Equity is a new struggle and it's a fight," said Hudson, "but unless black people get into major economic development, there will always be alienation between the people who run this town and the people who live in it."
"It's racial," said Cobb, "and it will have far-reaching effects. It will do more to erase the ugliest form of racism," which, he said, is the exclusion of blacks from economic power.
Some black investors argue that often developers themselves put no hard cash into a development project; that banks and institutional lenders are willing to finance an entire project if they are satisfied with the past performance record of the developer.
"There are many ways financing can be put together so it can work," said Cobb. "I'm not a developer, I haven't got any money. . .(but) this is 1979 and this is Washington, D.C., and people are no longer going to accept what was.
"One of the answwers," Cobb continued, "is the redefining of who can be involved in a project."
To complaints from developers who are resisting the new partnerships, Cobb, said, "I would hate to think that it's a shotgun marriage."
Some black partners acknowledge the claims of developers that sometimes hundreds of thousands of dollars or more are required to plan and manage a major project.
"You do need front-end money for architects' fees, marketing studies, housing and transportation planning," said McZier, chairman of the D.C. Zoning Commission and a 10 percent partner in the proposed Gallary Place project with developer Miller.

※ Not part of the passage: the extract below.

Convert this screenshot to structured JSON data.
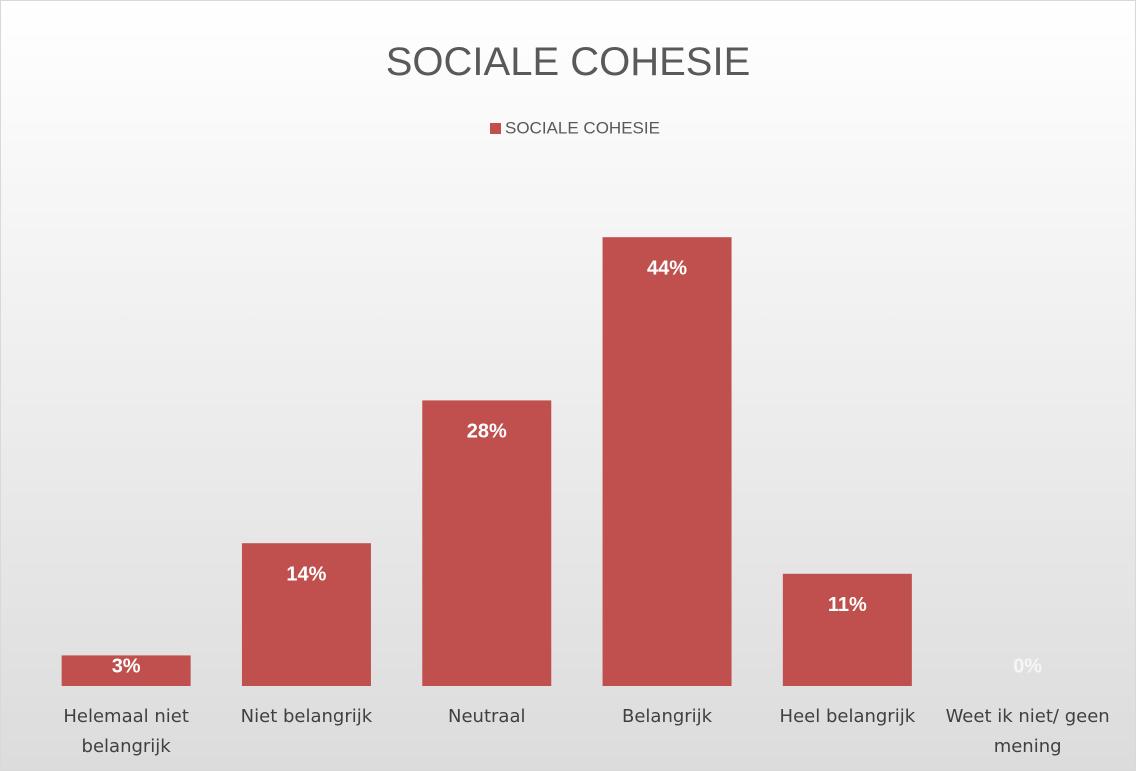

"But $100,000 (in front-end costs) shouldn't keep blacks from getting involved in a $100 million project," she said.
McZier herself said she is contributing no cash to the proposed Gallery Place project. "The way I look at it, my involvement and my expertise is worth my equity."
But in a city where the average cost of a house is $100,000 and where many lenders require $20,000 in cash for such an investment, the idea of owning part of a multimillion-dollar development for no money down is remote for most people.
"I think very few people know that," said Hudson. "I know of a deal where a guy got 10 percent of the deal just for introducing a developer to a group of blacks."
But if there is a consensus among blacks in the development field, it is simply this: equality means equity -- the ownership in the most visible part of the city, downtown office buildings, hotels and retailing centers.
"People have attacked the requirement and the fact that (in some cases) minorities don't put up any money and that it looks like a front and a sham," King said, adding.
"To me, you've got to give people an opportunity to break into all levels of development, but if I were a major developer, I would go out and find a minority who has some money."